恐らく王都へ来る途中の刺客の事も知っているのだろう。
「それだけではないと調べはついている。知らぬとは言わせぬぞ! 聖女が王都に来る途中に起こった襲撃での暗殺未遂。サミュエルが聖女と親密になった事を懸念して、親族であるジョエル司祭を使って王太子に聖女の情報を流して協力させた事! 聖女が王太子の妃になれば、己が娘はこのままサミュエルと結婚できると思っての事だろうが、そなたがした事は到底赦される事ではないぞ! 当然サミュエルとの婚約予定も白紙に戻す!」
「そ、そんな……!」
なんだか次から次へと新事実が出て来た。
そして今まで睨むだけで黙っていた王太子……元王太子がいきり立つ。
「父上! 聖女とはいえ、サキは国民でしょう!? ならば我々王族の命令に従うべきなのでは!? 聖女とはいえ平民ではないですか!」
そんな元王太子の態度に王様は頭を抱えた。
それならば前提を覆してあげよう。
「あの~……」
「ん? どうした聖女よ」
そろりと手を上げて発言許可を求めると、王様が促した。
「私、この国の……というより、この世界の人間ではありません。

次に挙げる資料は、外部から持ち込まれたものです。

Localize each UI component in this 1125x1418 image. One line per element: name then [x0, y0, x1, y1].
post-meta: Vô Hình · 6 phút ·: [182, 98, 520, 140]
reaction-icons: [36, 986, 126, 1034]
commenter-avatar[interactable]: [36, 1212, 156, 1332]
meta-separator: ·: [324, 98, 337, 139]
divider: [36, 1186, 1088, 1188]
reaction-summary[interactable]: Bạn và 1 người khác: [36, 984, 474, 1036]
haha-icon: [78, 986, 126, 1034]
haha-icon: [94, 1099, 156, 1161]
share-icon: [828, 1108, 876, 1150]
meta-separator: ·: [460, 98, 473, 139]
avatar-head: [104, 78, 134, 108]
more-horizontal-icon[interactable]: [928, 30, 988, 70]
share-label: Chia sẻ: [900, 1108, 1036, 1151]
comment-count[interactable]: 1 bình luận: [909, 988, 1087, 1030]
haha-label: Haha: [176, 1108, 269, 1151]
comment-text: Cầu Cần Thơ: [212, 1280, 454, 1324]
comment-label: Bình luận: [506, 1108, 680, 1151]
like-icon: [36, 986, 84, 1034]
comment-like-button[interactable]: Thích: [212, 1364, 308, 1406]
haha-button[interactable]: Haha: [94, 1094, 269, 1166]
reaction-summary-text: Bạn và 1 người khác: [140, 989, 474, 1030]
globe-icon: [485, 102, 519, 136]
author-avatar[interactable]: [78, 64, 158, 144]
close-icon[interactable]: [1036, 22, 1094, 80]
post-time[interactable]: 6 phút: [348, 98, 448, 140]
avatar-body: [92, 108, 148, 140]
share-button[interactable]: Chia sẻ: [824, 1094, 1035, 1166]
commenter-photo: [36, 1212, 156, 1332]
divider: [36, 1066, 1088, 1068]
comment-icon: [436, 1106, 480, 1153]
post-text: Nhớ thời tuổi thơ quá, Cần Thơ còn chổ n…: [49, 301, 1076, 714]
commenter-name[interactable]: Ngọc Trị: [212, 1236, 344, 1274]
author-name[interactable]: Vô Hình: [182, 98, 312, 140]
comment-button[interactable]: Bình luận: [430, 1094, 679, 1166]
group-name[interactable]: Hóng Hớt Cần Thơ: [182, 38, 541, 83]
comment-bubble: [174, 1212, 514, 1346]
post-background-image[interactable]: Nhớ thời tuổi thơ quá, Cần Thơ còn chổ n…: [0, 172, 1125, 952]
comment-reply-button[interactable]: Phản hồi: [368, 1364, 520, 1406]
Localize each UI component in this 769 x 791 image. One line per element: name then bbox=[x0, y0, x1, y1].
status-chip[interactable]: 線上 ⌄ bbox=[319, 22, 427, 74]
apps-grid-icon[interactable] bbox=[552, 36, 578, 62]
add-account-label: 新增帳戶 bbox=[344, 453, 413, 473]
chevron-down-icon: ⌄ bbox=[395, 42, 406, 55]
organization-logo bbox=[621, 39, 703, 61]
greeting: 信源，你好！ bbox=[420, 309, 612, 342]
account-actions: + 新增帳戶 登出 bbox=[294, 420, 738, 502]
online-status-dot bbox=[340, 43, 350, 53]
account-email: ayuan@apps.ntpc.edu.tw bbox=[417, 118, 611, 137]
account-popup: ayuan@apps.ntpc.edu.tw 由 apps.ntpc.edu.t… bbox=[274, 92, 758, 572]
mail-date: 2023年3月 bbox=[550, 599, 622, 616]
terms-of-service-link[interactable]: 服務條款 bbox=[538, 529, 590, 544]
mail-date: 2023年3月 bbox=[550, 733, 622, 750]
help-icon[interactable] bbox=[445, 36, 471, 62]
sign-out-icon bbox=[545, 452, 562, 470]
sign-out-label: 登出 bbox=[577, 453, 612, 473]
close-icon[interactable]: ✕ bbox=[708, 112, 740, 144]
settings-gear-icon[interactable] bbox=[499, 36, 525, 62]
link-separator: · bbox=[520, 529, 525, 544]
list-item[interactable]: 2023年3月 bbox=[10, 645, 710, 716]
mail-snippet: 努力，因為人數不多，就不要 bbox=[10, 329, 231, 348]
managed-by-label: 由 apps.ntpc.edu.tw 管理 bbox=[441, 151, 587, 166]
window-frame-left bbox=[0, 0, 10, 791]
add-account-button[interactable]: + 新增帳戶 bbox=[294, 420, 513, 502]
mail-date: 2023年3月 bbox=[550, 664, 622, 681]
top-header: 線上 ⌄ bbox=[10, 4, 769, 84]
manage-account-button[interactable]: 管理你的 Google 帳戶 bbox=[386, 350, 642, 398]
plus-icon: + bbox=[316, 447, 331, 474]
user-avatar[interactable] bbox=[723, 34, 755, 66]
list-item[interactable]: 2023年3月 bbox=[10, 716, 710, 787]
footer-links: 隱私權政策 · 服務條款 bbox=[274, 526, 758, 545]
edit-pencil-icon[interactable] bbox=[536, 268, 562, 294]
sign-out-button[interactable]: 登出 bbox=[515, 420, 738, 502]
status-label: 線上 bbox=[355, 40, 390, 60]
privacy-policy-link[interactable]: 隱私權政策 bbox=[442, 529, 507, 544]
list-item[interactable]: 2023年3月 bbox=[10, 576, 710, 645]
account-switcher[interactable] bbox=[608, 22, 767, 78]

創造神(の作った通り道)によりこちらの世界にきた異世界人、という事になります」
その途端にざわつく謁見の間。
しかし王は驚きはしたものの、納得したように頷いた。
「なんと……!! しかし……なるほど。一般には忘れられているが、これまでに顕現したフェンリルは時の権力者により捕らえられ、凶悪なブラックフェンリルとなっていくつもの国々を滅ぼしたと伝承が残っている。ゆえに創造神はフェンリルのために聖女を異世界から呼び出したのであろう。もしよければサミュエルの妃となり、我々に守らせてはもらえまいか」
「サキ、私もそれを望んでいる。共に過ごした日々をこれからも続けていきたい」
サミュエルは好き。
だけど将来王妃になる自信はない。
そして将来王となる事が決まったであろうサミュエルに、娘をあてがおうとする貴族達の圧力をヒシヒシと感じる。
『……ッ! ぐぅ……っ、負の感情が……ァ……ッ』
「アーサー!?」
突然アーサーが苦しみ始め、振り返ってマティスに抱かれたアーサーを見ると、明らかに毛色が昏く変色していた。